We boarded two motodops outside the Flea Dome and our drivers raced along the road. By now, I was pissed up enough to enjoy the ride. Kung’s waist-length hair streamed out behind her like black flames in the night, and we smiled at each other every time we changed pole position. On the way back to The Hill we drove through a group of about ten Cambodian teenagers who were travelling along on their motorbikes two and three abreast and almost blocking the road.

“Mafia,” my motodop driver told me darkly after we had passed. “No good.”

As we sped along side by side down the hill on Ekereach Street, the feel of the wind in my hair and all the unfamiliar smells, sounds and sights of Sihanoukville around me—and the fact that I would soon be in bed with a seriously sexy Vietnamese girl—all combined to make every one of my senses feel totally alive. I felt a wave of happiness surge through my whole being. Thanks to old Ron, this visa run to Cambodia was turning into the first proper adventure I’d had for years.

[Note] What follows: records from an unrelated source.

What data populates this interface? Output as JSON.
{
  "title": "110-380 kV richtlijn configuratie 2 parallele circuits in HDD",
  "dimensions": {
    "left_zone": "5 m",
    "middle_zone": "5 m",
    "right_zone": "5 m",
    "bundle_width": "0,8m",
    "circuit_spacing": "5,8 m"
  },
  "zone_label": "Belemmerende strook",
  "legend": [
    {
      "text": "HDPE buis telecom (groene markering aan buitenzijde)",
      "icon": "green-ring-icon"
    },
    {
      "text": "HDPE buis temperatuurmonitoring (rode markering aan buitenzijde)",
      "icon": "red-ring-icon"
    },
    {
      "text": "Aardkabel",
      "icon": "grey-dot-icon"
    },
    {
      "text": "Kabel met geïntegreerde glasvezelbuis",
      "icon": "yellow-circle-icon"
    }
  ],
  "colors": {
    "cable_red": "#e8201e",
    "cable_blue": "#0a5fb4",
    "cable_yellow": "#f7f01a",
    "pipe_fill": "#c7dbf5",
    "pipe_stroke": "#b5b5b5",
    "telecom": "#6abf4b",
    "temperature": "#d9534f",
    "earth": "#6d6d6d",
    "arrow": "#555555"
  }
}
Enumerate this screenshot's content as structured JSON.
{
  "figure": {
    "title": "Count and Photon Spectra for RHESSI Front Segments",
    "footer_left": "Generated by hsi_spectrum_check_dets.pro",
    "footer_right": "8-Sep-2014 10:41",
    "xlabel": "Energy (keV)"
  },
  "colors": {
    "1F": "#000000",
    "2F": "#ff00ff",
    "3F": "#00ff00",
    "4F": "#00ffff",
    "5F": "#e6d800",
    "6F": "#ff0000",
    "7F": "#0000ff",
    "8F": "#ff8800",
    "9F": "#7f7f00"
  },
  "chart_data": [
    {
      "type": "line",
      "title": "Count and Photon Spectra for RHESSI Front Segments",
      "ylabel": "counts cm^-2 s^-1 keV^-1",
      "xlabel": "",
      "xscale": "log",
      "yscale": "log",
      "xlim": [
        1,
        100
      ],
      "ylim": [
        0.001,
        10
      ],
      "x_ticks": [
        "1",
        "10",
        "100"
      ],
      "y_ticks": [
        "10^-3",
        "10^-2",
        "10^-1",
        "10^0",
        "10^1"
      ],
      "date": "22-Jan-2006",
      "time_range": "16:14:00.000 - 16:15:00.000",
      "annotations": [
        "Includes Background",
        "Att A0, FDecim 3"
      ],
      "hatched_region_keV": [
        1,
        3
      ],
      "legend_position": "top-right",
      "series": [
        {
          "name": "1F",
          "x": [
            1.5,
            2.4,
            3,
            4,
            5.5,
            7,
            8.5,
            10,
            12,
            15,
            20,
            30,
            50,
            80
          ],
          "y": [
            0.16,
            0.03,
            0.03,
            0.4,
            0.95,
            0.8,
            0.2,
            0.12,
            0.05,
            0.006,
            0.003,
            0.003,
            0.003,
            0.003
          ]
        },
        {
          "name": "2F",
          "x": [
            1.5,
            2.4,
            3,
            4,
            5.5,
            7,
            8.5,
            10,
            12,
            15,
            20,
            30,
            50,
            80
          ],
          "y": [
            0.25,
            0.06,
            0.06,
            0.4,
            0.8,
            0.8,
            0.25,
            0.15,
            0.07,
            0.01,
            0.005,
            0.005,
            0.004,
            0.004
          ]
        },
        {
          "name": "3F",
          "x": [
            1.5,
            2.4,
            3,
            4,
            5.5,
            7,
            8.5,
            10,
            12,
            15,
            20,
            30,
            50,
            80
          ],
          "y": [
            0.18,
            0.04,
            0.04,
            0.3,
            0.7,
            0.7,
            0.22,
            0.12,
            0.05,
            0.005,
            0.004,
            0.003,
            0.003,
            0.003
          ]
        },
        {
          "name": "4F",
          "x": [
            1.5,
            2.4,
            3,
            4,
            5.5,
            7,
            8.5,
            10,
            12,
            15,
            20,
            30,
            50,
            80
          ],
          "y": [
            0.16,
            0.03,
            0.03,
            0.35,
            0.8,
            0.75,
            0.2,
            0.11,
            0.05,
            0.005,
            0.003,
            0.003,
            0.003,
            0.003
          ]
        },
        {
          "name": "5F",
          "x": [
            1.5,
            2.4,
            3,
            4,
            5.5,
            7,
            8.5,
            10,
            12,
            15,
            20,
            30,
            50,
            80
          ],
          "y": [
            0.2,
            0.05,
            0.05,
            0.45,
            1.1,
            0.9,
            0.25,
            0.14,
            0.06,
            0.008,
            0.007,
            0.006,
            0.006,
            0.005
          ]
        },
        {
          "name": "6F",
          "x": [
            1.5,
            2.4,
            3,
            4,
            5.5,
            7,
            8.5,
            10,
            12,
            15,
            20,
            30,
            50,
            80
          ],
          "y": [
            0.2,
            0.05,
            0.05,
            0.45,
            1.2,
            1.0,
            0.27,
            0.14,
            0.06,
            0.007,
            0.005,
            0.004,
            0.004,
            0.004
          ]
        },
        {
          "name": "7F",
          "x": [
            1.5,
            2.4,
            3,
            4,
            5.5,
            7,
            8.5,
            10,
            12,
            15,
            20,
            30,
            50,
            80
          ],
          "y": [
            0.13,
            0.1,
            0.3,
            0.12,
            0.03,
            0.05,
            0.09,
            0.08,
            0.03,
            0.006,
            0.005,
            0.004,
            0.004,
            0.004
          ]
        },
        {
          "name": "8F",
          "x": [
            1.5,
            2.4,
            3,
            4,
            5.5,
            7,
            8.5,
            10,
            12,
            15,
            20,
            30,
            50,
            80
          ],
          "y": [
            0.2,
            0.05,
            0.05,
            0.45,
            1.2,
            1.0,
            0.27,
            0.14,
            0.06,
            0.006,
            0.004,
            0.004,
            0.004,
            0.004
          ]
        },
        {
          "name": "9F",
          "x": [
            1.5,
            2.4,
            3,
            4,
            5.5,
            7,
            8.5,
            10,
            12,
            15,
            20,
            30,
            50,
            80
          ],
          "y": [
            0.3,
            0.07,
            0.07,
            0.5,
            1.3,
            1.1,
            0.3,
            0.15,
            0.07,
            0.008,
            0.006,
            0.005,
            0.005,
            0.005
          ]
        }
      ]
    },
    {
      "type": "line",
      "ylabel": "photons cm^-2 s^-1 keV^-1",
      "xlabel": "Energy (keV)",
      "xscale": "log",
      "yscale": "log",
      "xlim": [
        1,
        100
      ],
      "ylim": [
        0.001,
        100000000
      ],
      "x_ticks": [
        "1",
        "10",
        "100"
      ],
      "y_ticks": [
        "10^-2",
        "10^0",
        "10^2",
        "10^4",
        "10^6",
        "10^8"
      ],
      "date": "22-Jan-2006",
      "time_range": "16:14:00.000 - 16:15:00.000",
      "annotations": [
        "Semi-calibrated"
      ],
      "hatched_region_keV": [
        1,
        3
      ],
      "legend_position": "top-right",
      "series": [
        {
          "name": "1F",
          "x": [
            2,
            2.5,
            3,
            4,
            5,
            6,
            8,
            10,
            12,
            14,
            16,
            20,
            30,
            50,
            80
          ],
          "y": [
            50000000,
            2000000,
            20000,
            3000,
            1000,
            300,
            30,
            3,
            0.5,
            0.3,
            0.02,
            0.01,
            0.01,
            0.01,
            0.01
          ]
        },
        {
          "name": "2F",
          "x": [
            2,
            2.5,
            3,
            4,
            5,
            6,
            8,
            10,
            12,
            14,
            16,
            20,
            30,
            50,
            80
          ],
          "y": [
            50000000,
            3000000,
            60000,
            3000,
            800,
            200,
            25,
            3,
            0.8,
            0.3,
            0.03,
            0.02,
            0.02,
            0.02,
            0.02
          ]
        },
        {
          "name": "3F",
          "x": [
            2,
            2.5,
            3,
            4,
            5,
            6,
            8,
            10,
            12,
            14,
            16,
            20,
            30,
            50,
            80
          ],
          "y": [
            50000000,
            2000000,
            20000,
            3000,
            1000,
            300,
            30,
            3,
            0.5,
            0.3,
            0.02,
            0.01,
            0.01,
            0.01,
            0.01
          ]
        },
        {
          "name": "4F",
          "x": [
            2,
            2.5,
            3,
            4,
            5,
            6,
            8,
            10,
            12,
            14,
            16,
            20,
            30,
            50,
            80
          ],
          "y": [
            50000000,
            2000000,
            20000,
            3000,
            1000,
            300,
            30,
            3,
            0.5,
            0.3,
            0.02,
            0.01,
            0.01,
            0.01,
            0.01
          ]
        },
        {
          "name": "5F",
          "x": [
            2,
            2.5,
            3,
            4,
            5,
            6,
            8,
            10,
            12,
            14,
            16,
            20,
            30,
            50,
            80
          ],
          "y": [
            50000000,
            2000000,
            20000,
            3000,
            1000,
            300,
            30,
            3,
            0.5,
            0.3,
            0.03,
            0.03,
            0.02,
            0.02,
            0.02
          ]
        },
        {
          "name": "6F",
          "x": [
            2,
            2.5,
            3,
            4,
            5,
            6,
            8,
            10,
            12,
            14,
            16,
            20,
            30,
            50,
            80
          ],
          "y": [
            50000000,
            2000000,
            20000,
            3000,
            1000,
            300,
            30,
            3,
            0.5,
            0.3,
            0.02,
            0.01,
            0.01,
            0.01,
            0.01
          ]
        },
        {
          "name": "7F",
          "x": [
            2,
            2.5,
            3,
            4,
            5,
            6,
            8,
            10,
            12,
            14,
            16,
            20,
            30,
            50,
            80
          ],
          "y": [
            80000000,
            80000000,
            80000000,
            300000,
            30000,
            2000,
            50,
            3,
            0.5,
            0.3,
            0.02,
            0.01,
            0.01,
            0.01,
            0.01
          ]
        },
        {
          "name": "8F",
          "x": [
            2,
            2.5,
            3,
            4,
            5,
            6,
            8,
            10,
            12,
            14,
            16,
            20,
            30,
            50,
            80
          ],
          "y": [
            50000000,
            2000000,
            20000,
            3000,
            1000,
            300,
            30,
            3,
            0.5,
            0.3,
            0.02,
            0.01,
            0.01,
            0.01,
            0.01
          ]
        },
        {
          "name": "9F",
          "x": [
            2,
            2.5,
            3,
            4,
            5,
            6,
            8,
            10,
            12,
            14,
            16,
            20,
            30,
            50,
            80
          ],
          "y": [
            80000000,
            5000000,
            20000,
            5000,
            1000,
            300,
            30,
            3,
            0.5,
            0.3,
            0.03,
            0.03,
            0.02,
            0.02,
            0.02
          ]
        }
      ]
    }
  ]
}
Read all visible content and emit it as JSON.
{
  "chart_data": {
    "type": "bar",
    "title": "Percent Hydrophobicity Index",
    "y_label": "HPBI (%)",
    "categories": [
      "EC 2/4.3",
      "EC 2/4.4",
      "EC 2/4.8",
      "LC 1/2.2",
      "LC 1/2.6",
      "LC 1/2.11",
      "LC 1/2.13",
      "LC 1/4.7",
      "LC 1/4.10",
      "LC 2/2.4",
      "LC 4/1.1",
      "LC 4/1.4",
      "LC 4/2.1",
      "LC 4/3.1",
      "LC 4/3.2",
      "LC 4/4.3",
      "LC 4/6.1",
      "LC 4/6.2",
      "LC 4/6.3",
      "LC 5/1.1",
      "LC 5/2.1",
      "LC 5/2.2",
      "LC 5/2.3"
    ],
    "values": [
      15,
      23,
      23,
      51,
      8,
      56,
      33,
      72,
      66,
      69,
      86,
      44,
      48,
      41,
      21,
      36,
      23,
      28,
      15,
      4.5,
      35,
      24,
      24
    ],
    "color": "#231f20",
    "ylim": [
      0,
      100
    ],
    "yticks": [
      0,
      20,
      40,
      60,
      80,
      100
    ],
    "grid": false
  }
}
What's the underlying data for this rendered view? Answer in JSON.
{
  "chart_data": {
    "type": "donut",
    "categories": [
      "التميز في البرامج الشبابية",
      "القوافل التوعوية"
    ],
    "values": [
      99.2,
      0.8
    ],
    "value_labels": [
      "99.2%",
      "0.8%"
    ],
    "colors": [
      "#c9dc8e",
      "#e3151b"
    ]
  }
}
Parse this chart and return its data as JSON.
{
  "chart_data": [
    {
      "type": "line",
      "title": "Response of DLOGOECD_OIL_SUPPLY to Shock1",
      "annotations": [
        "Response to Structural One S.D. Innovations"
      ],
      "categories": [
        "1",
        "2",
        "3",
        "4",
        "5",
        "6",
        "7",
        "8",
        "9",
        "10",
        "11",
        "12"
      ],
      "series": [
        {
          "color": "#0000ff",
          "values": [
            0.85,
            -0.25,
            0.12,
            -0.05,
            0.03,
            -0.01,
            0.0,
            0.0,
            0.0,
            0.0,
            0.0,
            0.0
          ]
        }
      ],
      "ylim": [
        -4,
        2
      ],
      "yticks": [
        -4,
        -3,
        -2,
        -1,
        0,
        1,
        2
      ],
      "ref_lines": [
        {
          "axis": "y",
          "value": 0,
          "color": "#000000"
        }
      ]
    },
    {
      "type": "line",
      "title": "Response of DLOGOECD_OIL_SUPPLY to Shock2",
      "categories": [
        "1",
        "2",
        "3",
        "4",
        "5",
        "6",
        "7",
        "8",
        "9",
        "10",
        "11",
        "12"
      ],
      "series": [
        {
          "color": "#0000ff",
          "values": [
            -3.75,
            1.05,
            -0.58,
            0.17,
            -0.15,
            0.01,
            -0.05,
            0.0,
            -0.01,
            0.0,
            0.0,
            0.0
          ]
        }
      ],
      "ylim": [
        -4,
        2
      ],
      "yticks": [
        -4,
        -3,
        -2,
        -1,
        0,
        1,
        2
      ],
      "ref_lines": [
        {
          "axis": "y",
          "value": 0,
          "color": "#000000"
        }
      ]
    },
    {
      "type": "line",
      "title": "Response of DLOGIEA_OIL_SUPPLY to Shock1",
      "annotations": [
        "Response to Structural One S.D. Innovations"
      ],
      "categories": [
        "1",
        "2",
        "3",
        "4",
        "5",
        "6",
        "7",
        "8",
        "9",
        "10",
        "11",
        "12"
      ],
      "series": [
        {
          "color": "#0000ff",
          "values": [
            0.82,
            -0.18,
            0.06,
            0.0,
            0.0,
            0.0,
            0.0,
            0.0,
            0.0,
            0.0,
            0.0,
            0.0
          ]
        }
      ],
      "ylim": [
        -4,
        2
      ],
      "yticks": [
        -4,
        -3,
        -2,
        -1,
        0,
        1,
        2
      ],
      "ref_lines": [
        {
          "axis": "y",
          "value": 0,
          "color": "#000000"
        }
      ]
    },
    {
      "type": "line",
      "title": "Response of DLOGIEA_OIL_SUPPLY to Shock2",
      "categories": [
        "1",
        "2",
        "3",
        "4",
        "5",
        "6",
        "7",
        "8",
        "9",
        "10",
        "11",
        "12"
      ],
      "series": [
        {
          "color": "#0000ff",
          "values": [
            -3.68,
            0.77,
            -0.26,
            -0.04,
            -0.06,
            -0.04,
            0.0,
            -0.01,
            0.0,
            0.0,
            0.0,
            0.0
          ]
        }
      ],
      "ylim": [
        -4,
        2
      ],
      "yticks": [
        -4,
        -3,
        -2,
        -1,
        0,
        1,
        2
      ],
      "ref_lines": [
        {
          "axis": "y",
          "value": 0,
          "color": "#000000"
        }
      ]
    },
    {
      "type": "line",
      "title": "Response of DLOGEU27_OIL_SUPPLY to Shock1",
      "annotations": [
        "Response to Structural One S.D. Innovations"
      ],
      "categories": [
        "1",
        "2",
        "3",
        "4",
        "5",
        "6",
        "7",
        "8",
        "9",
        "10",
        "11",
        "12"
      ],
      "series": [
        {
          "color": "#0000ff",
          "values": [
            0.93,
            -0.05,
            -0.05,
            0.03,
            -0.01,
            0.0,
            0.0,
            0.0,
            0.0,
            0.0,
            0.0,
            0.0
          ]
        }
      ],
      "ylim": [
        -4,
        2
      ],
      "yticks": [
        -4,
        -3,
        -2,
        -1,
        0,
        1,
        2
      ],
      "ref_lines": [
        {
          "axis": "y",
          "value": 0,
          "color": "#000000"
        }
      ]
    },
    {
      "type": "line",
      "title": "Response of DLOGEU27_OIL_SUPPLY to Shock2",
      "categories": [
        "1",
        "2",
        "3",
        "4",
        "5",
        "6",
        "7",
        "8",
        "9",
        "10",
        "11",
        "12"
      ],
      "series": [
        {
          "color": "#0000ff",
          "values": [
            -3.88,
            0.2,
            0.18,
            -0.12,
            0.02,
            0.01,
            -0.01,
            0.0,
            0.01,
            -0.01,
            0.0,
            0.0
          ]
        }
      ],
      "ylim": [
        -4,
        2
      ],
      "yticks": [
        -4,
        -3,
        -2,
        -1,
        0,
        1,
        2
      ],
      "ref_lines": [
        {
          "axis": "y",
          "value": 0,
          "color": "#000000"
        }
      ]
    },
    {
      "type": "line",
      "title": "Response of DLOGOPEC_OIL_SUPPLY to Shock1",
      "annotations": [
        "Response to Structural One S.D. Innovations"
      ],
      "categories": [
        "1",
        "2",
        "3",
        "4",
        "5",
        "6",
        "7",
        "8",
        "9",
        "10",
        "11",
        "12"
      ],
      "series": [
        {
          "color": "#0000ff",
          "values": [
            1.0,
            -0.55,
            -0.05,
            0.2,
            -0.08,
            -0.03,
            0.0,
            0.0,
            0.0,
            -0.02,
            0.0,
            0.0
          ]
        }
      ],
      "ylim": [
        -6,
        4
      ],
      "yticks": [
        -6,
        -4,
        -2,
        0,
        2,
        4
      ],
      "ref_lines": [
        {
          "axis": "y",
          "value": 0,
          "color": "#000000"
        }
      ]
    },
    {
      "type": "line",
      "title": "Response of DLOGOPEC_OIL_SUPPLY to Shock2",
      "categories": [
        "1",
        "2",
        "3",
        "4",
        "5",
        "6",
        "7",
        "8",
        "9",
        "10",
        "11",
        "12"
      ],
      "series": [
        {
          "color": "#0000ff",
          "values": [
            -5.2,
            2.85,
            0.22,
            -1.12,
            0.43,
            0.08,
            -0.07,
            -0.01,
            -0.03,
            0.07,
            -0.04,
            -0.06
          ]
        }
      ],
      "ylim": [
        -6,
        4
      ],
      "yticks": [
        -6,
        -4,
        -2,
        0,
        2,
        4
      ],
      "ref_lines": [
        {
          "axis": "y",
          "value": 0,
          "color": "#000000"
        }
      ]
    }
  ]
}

Back in my room at the Crazy Monkey, Kung told me she was twenty-four years old. As well as her native language she could speak English, French, Khmer and Thai, so I guess that makes her a lot smarter than most of the blokes she’s been with. I asked her why she chose to live in Cambodia rather than Vietnam but she wouldn’t really tell me. She just said she occasionally went with men from the Flea Dome in order to look after her mother and father, who both lived with her. I asked her if she would ever go back to live in Vietnam.

“No,” she said in Thai, looking rather sad.
“Lambaak mak”.
Too many difficulties.

Kung was warm, eager and very good at what she did. She really was a beautiful girl and had classically high cheekbones, large eyes and that magnificent mane of long, silky hair. In colour she was a little lighter than myself. She was slim and long-limbed and had small, firm breasts and a beautiful, tight behind.